At his inauguration on Wednesday, De Villiers hit back at similar accusations, describing inclusivity as a “cornerstone” of the university’s policy.
In 1990, he said, the institution had just 762 black, coloured and Indian students.
Today, this had increased to 11 200, or nearly 38 percent of the student body.
Duma, 20, a second-year student in social dynamics, said the core of Open Stellenbosch was comprised of between 50 and 100 “fully engaged” members. Larger numbers of supporters attended its protests and talks.
Wednesday’s protest, which drew media attention nationally, immediately suggested parallels to Rhodes Must Fall (RMF), the student group at UCT that successfully campaigned for the removal of an 81-year-old statue of Cecil John Rhodes.
Duma, who resigned from the DA’s Stellenbosch student movement earlier this year, said the two groups, together with Transform Wits in Johannesburg, were working towards the same goal.
“(The goal) is not just the transformation of universities to cater to the majority of South Africans.
“We are also further fighting for the decolonisation of the universities.”
And while the two groups supported each other – RMF leader Ramabina Mahapa, for example, was at Thursday’s protest – they worked in different environments.
“We are not Rhodes Must Fall.

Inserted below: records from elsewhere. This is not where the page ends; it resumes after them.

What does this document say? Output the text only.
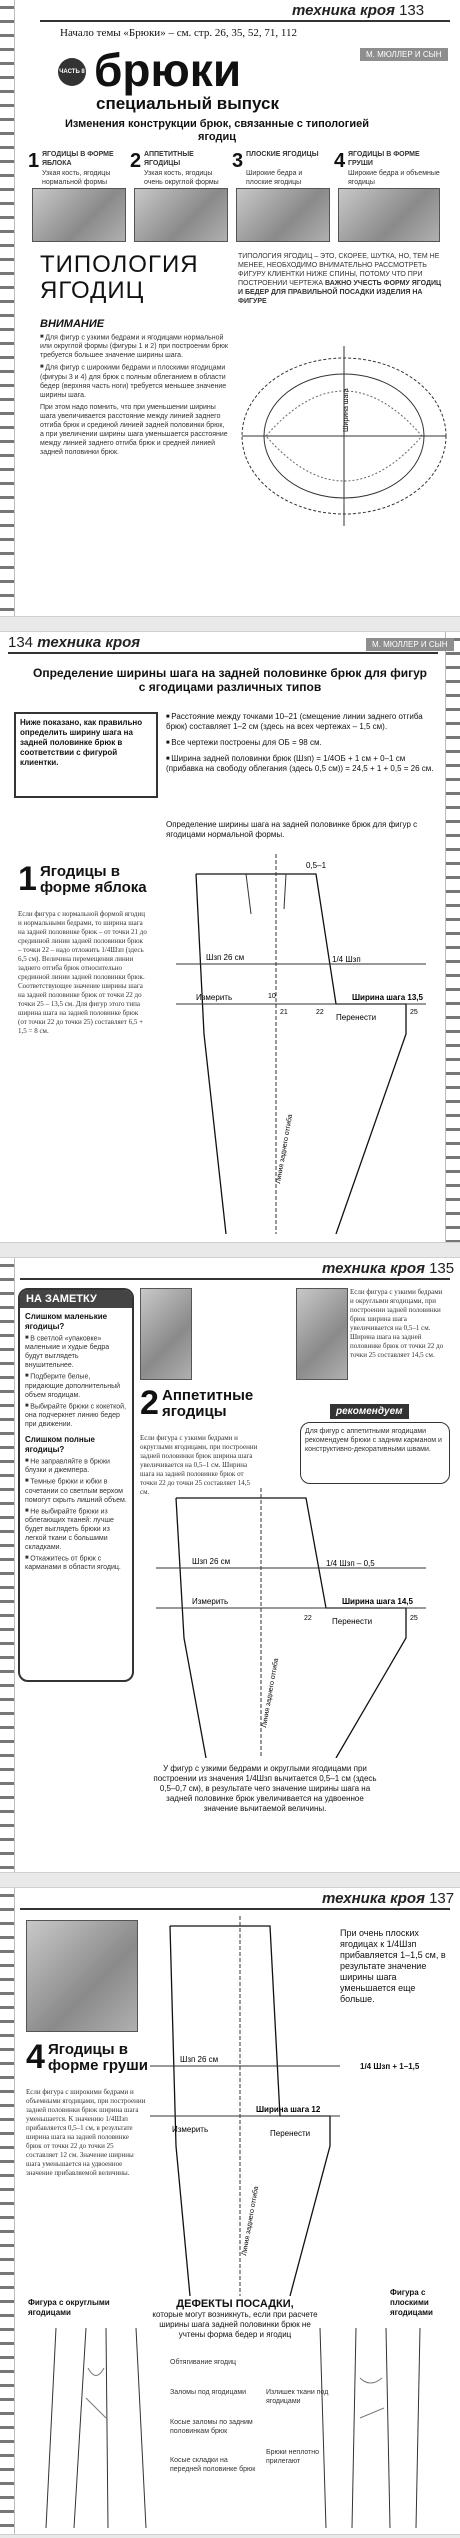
техника кроя 133
Начало темы «Брюки» – см. стр. 26, 35, 52, 71, 112
М. МЮЛЛЕР И СЫН
ЧАСТЬ 8 брюки
специальный выпуск
Изменения конструкции брюк, связанные с типологией ягодиц
1 ЯГОДИЦЫ В ФОРМЕ ЯБЛОКА
Узкая кость, ягодицы нормальной формы
2 АППЕТИТНЫЕ ЯГОДИЦЫ
Узкая кость, ягодицы очень округлой формы
3 ПЛОСКИЕ ЯГОДИЦЫ
Широкие бедра и плоские ягодицы
4 ЯГОДИЦЫ В ФОРМЕ ГРУШИ
Широкие бедра и объемные ягодицы
ТИПОЛОГИЯ
ЯГОДИЦ
ТИПОЛОГИЯ ЯГОДИЦ – ЭТО, СКОРЕЕ, ШУТКА, НО, ТЕМ НЕ МЕНЕЕ, НЕОБХОДИМО ВНИМАТЕЛЬНО РАССМОТРЕТЬ ФИГУРУ КЛИЕНТКИ НИЖЕ СПИНЫ, ПОТОМУ ЧТО ПРИ ПОСТРОЕНИИ ЧЕРТЕЖА ВАЖНО УЧЕСТЬ ФОРМУ ЯГОДИЦ И БЕДЕР ДЛЯ ПРАВИЛЬНОЙ ПОСАДКИ ИЗДЕЛИЯ НА ФИГУРЕ
ВНИМАНИЕ
■ Для фигур с узкими бедрами и ягодицами нормальной или округлой формы (фигуры 1 и 2) при построении брюк требуется большее значение ширины шага.
■ Для фигур с широкими бедрами и плоскими ягодицами (фигуры 3 и 4) для брюк с полным облеганием в области бедер (верхняя часть ноги) требуется меньшее значение ширины шага.
При этом надо помнить, что при уменьшении ширины шага увеличивается расстояние между линией заднего отгиба брюк и срединой линией задней половинки брюк, а при увеличении ширины шага уменьшается расстояние между линией заднего отгиба брюк и средней линией задней половинки брюк.
Ширина шага
134 техника кроя	М. МЮЛЛЕР И СЫН
Определение ширины шага на задней половинке брюк для фигур с ягодицами различных типов
Ниже показано, как правильно определить ширину шага на задней половинке брюк в соответствии с фигурой клиентки.
■ Расстояние между точками 10–21 (смещение линии заднего отгиба брюк) составляет 1–2 см (здесь на всех чертежах – 1,5 см).
■ Все чертежи построены для ОБ = 98 см.
■ Ширина задней половинки брюк (Шзп) = 1/4ОБ + 1 см + 0–1 см (прибавка на свободу облегания (здесь 0,5 см)) = 24,5 + 1 + 0,5 = 26 см.
Определение ширины шага на задней половинке брюк для фигур с ягодицами нормальной формы.
1 Ягодицы в форме яблока
Если фигура с нормальной формой ягодиц и нормальными бедрами, то ширина шага на задней половинке брюк – от точки 21 до срединной линии задней половинки брюк – точки 22 – надо отложить 1/4Шзп (здесь 6,5 см). Величина перемещения линии заднего отгиба брюк относительно срединной линии задней половинки брюк. Соответствующее значение ширины шага на задней половинке брюк от точки 22 до точки 25 – 13,5 см. Для фигур этого типа ширина шага на задней половинке брюк (от точки 22 до точки 25) составляет 6,5 + 1,5 = 8 см.
0,5–1
Шзп 26 см	1/4 Шзп
Ширина шага 13,5
Измерить
Перенести
Линия заднего отгиба
10
21	22	25
техника кроя 135
НА ЗАМЕТКУ
Слишком маленькие ягодицы?
■ В светлой «упаковке» маленькие и худые бедра будут выглядеть внушительнее.
■ Подберите белые, придающие дополнительный объем ягодицам.
■ Выбирайте брюки с кокеткой, она подчеркнет линию бедер при движении.
Слишком полные ягодицы?
■ Не заправляйте в брюки блузки и джемпера.
■ Темные брюки и юбки в сочетании со светлым верхом помогут скрыть лишний объем.
■ Не выбирайте брюки из облегающих тканей: лучше будет выглядеть брюки из легкой ткани с большими складками.
■ Откажитесь от брюк с карманами в области ягодиц.
2 Аппетитные ягодицы
Если фигура с узкими бедрами и округлыми ягодицами, при построении задней половинки брюк ширина шага увеличивается на 0,5–1 см. Ширина шага на задней половинке брюк от точки 22 до точки 25 составляет 14,5 см.
Если фигура с узкими бедрами и округлыми ягодицами, при построении задней половинки брюк ширина шага увеличивается на 0,5–1 см. Ширина шага на задней половинке брюк от точки 22 до точки 25 составляет 14,5 см.
рекомендуем
Для фигур с аппетитными ягодицами рекомендуем брюки с задним карманом и конструктивно-декоративными швами.
Шзп 26 см	1/4 Шзп – 0,5
Ширина шага 14,5
Измерить
Перенести
Линия заднего отгиба
22	25
У фигур с узкими бедрами и округлыми ягодицами при построении из значения 1/4Шзп вычитается 0,5–1 см (здесь 0,5–0,7 см), в результате чего значение ширины шага на задней половинке брюк увеличивается на удвоенное значение вычитаемой величины.
техника кроя 137
При очень плоских ягодицах к 1/4Шзп прибавляется 1–1,5 см, в результате значение ширины шага уменьшается еще больше.
4 Ягодицы в форме груши
Если фигура с широкими бедрами и объемными ягодицами, при построении задней половинки брюк ширина шага уменьшается. К значению 1/4Шзп прибавляется 0,5–1 см, в результате ширина шага на задней половинке брюк от точки 22 до точки 25 составляет 12 см. Значение ширины шага уменьшается на удвоенное значение прибавляемой величины.
Шзп 26 см
Ширина шага 12
Измерить	Перенести
Линия заднего отгиба
1/4 Шзп + 1–1,5
ДЕФЕКТЫ ПОСАДКИ,
которые могут возникнуть, если при расчете ширины шага задней половинки брюк не учтены форма бедер и ягодиц
Фигура с округлыми ягодицами
Фигура с плоскими ягодицами
Обтягивание ягодиц
Заломы под ягодицами
Косые заломы по задним половинкам брюк
Косые складки на передней половинке брюк
Излишек ткани под ягодицами
Брюки неплотно прилегают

We are Open Stellenbosch, and we are working in a different context,” Duma said.
In words similar to those used by Rhodes Must Fall in criticising the management of UCT, Duma said the mentality, syllabus and culture of Stellenbosch University was still “eurocentric”.
The university had denied this charge.
Earlier this month, the university said it was fully committed to diversity.

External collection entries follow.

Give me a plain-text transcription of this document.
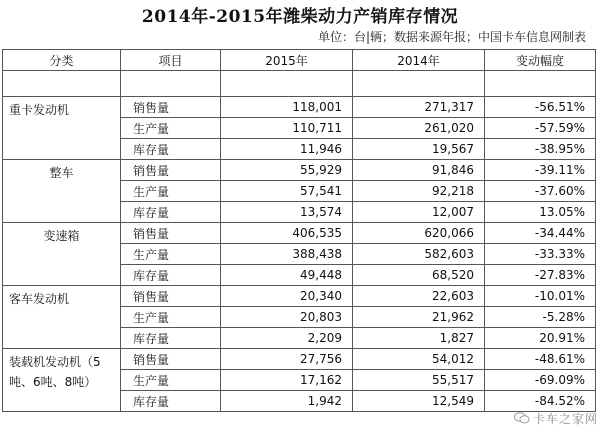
2014年-2015年潍柴动力产销库存情况
单位：台|辆；数据来源年报；中国卡车信息网制表
分类	项目	2015年	2014年	变动幅度

重卡发动机	销售量	118,001	271,317	-56.51%
	生产量	110,711	261,020	-57.59%
	库存量	11,946	19,567	-38.95%
整车	销售量	55,929	91,846	-39.11%
	生产量	57,541	92,218	-37.60%
	库存量	13,574	12,007	13.05%
变速箱	销售量	406,535	620,066	-34.44%
	生产量	388,438	582,603	-33.33%
	库存量	49,448	68,520	-27.83%
客车发动机	销售量	20,340	22,603	-10.01%
	生产量	20,803	21,962	-5.28%
	库存量	2,209	1,827	20.91%
装载机发动机（5吨、6吨、8吨）	销售量	27,756	54,012	-48.61%
	生产量	17,162	55,517	-69.09%
	库存量	1,942	12,549	-84.52%
卡车之家网
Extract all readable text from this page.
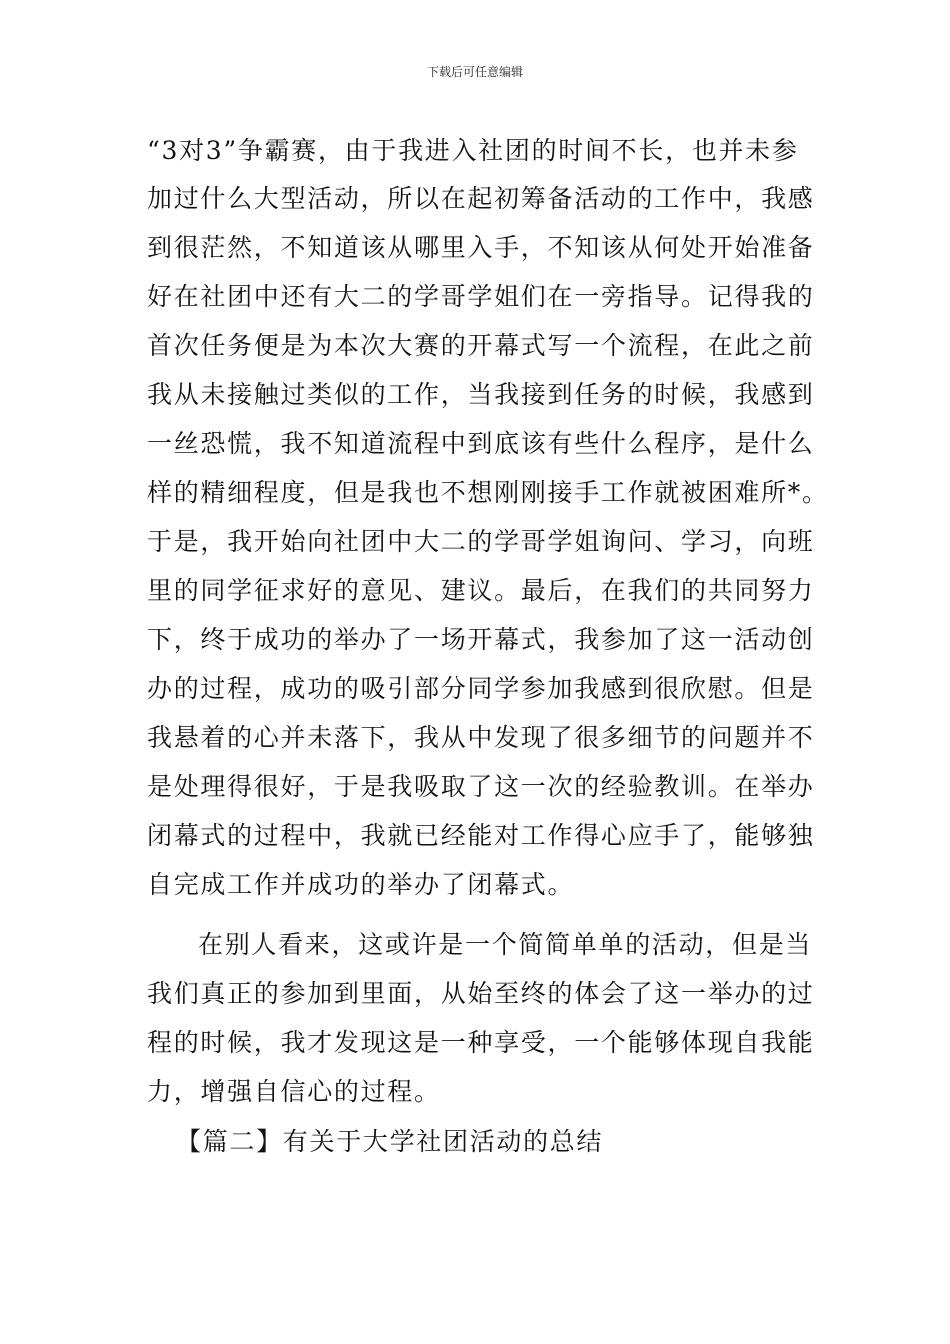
下载后可任意编辑
“3对3”争霸赛，由于我进入社团的时间不长，也并未参
加过什么大型活动，所以在起初筹备活动的工作中，我感
到很茫然，不知道该从哪里入手，不知该从何处开始准备
好在社团中还有大二的学哥学姐们在一旁指导。记得我的
首次任务便是为本次大赛的开幕式写一个流程，在此之前
我从未接触过类似的工作，当我接到任务的时候，我感到
一丝恐慌，我不知道流程中到底该有些什么程序，是什么
样的精细程度，但是我也不想刚刚接手工作就被困难所*。
于是，我开始向社团中大二的学哥学姐询问、学习，向班
里的同学征求好的意见、建议。最后，在我们的共同努力
下，终于成功的举办了一场开幕式，我参加了这一活动创
办的过程，成功的吸引部分同学参加我感到很欣慰。但是
我悬着的心并未落下，我从中发现了很多细节的问题并不
是处理得很好，于是我吸取了这一次的经验教训。在举办
闭幕式的过程中，我就已经能对工作得心应手了，能够独
自完成工作并成功的举办了闭幕式。
在别人看来，这或许是一个简简单单的活动，但是当
我们真正的参加到里面，从始至终的体会了这一举办的过
程的时候，我才发现这是一种享受，一个能够体现自我能
力，增强自信心的过程。
【篇二】有关于大学社团活动的总结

“The university firmly believes that a diversity of staff, students, knowledge, ideas and perspectives can enhance the quality of core academic activities even further,” it said in a statement.
While the Rhodes Must Fall group used the statue of Cecil John Rhodes as a rallying point for wider discussion about transformation, Duma said that Open Stellenbosch was focusing on the use of Afrikaans.
“The language policy is our first talking point, to talk about the wider problems that we have.
“Every student understands discrimination through language, because it is something they face in their classroom.”
In its information for new students, however, Stellenbosch University says “students are welcome to engage with lecturers in Afrikaans or English”, and may write tests in either language.
At his inauguration, De Villiers praised different languages on campus: “Stellenbosch is a multilingual South African university – one of the few in this category, which is sorely needed in a country with 11 official languages.”
But Duma claimed multilingualism wasn’t working.
He said the “T-option classes” – where both English Afrikaans are spoken, and classes with simultaneous translations – should be scrapped.
Instead, every subject should be offered in separate English and Afrikaans classes.
Asked to comment, Professor Arnold Schoon-winkel, Maties vice-rector of learning and teaching, said Stellenbosch had made “much progress over the last few years to open up the university to non-Afrikaans speakers”, and English now enjoyed the same status as Afrikaans.
In the Faculty of Engineering, all class modules were already offered in English and Afrikaans.
The Faculty of Economic and Management Sciences was set to reach this target next year.
Schoonwinkel added that the quality of translators in classes using simultaneous translation was high.
“Interpreters undergo intensive theoretical and practical training, and they have to work alongside an experienced interpreter for a year before they may work alone,” he said.